For all the flak he has taken at home for his perceived kowtowing to the foreign policy agenda of the United States, former British prime minister Tony Blair still thinks there could be no better partner with whom to have a “special relationship.”
This is an overarching theme of Mr. Blair’s newly published memoirs, and one he thinks governments in Canada and Britain alike should internalize as they seek to buttress their countries’ influence in a multipolar world.
“Canada has got to decide – in a world that is opening up, [with] power shifting to the East, where America is looking at its own alliances shifting – what its place is,” Mr.
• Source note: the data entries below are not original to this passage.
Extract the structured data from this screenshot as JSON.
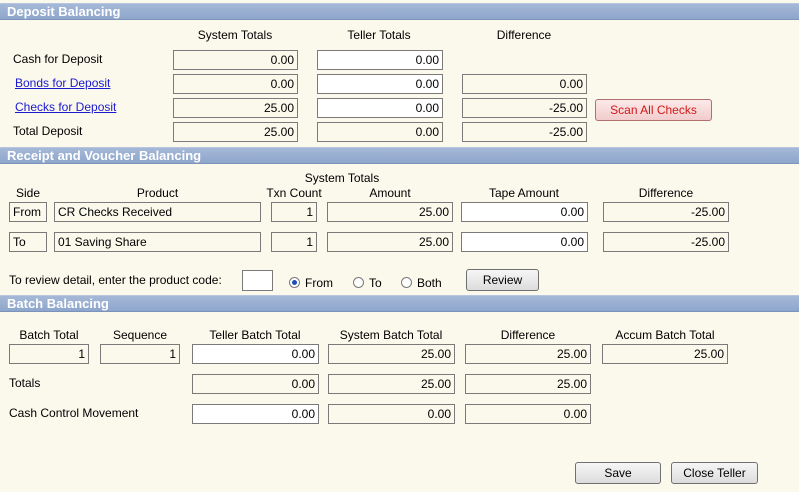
{
  "deposit": {
    "title": "Deposit Balancing",
    "headers": {
      "system": "System Totals",
      "teller": "Teller Totals",
      "diff": "Difference"
    },
    "rows": [
      {
        "label": "Cash for Deposit",
        "system": "0.00",
        "teller": "0.00",
        "diff": ""
      },
      {
        "label": "Bonds for Deposit",
        "system": "0.00",
        "teller": "0.00",
        "diff": "0.00"
      },
      {
        "label": "Checks for Deposit",
        "system": "25.00",
        "teller": "0.00",
        "diff": "-25.00"
      },
      {
        "label": "Total Deposit",
        "system": "25.00",
        "teller": "0.00",
        "diff": "-25.00"
      }
    ],
    "scan_button": "Scan All Checks"
  },
  "receipt": {
    "title": "Receipt and Voucher Balancing",
    "headers": {
      "system_totals": "System Totals",
      "side": "Side",
      "product": "Product",
      "txn_count": "Txn Count",
      "amount": "Amount",
      "tape_amount": "Tape Amount",
      "diff": "Difference"
    },
    "rows": [
      {
        "side": "From",
        "product": "CR Checks Received",
        "count": "1",
        "amount": "25.00",
        "tape": "0.00",
        "diff": "-25.00"
      },
      {
        "side": "To",
        "product": "01 Saving Share",
        "count": "1",
        "amount": "25.00",
        "tape": "0.00",
        "diff": "-25.00"
      }
    ],
    "review_prompt": "To review detail, enter the product code:",
    "product_code": "",
    "radio_from": "From",
    "radio_to": "To",
    "radio_both": "Both",
    "selected": "From",
    "review_button": "Review"
  },
  "batch": {
    "title": "Batch Balancing",
    "headers": {
      "batch_total": "Batch Total",
      "sequence": "Sequence",
      "teller_batch": "Teller Batch Total",
      "system_batch": "System Batch Total",
      "diff": "Difference",
      "accum": "Accum Batch Total"
    },
    "row": {
      "batch_total": "1",
      "sequence": "1",
      "teller_batch": "0.00",
      "system_batch": "25.00",
      "diff": "25.00",
      "accum": "25.00"
    },
    "totals_label": "Totals",
    "totals": {
      "teller_batch": "0.00",
      "system_batch": "25.00",
      "diff": "25.00"
    },
    "cash_label": "Cash Control Movement",
    "cash": {
      "teller_batch": "0.00",
      "system_batch": "0.00",
      "diff": "0.00"
    }
  },
  "footer": {
    "save": "Save",
    "close": "Close Teller"
  }
}
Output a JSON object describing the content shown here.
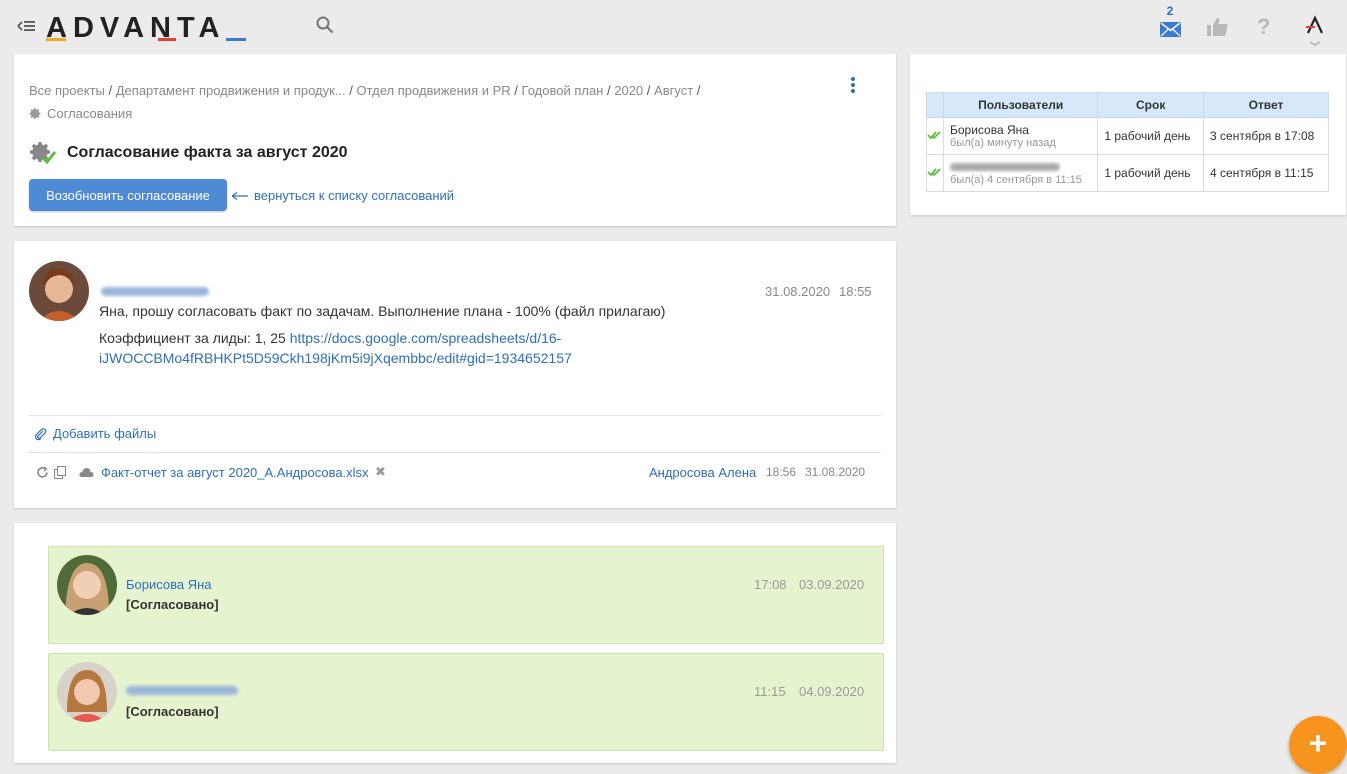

Blair confided in a far-ranging interview in Washington, where he is taking part in the Israeli-Palestinian peace talks.
“You want to maximize the strengths of your relationships, so that in the evolving policy decisions that will determine the future – whether in trade, the economy or security – you’ve got a voice and a say that, looking ahead 20 or 30 years, is bigger than your size will permit you on your own.”
It is up to Canada to choose its partners. But Mr. Blair leaves little doubt about his own preference. The North American editions of A Journey: My Political Life begin with an encomium to the United States that, for reasons obvious to anyone familiar with recent history, is purposely absent from the version of the book he intended for domestic consumption.
At home, Mr. Blair’s perceived subservience to America – most controversially by thrusting his country into former president George W. Bush’s war in Iraq – continues to weigh on his legacy. But for his Canadian and American readers, Mr. Blair serves up a full confession.
“In a strangely different but deeper way than when PM, I have come to love America and what it stands for,” writes the ex-Labour chief who transformed his left-leaning party into a centrist juggernaut to win to three consecutive majorities. “America is great for a reason …There is a nobility in the American character … a devotion to the American ideal that at a certain point transcends class, race, religion or upbringing.”
Comfortably ensconced on a plush sofa in his suite at the chic St. Regis Hotel, Mr. Blair explained that one of his reasons for including such ebullient praise for the American way of life – and the values the United States shares with Canada and Britain – was to soothe the battered psyches of Westerners in the post-market crash, post-9/11 era.
“People have lost a little bit of confidence in those values – in our financial system, in the security challenges we face, maybe even in our cultural dispositions and attitudes,” he told me on Wednesday. “One of the things I wanted to do is to say to people, look, we should actually be very grateful for the blessings we have, very proud of what we’ve done. We’ve got a great future.”
In his book, which he describes as both prospective and retrospective, Mr. Blair takes a swipe at “the schadenfreude” of politicians and opinion makers on the left who seized on the financial crisis to cast doubt on capitalism itself and push for the rehabilitation of the all-powerful state. He worries that too many leaders may be falling for it.
“To start calling into question the whole of the competitive market system, it’s daft and self-defeating,” Mr. Blair said in his suite overlooking the White House. “What will lift our economies forward in the future is the creativity of the private sector and the enterprise there. If we lurch into big state solutions to this [crisis], we’ll just repeat a whole lot of mistakes of the past.”
This is a message Mr. Blair, 57, said he has been spreading to leaders in the “progressive” political parties across Europe. One presumes they include his own Labour Party, which is currently embroiled in a leadership battle that has exposed old fault lines.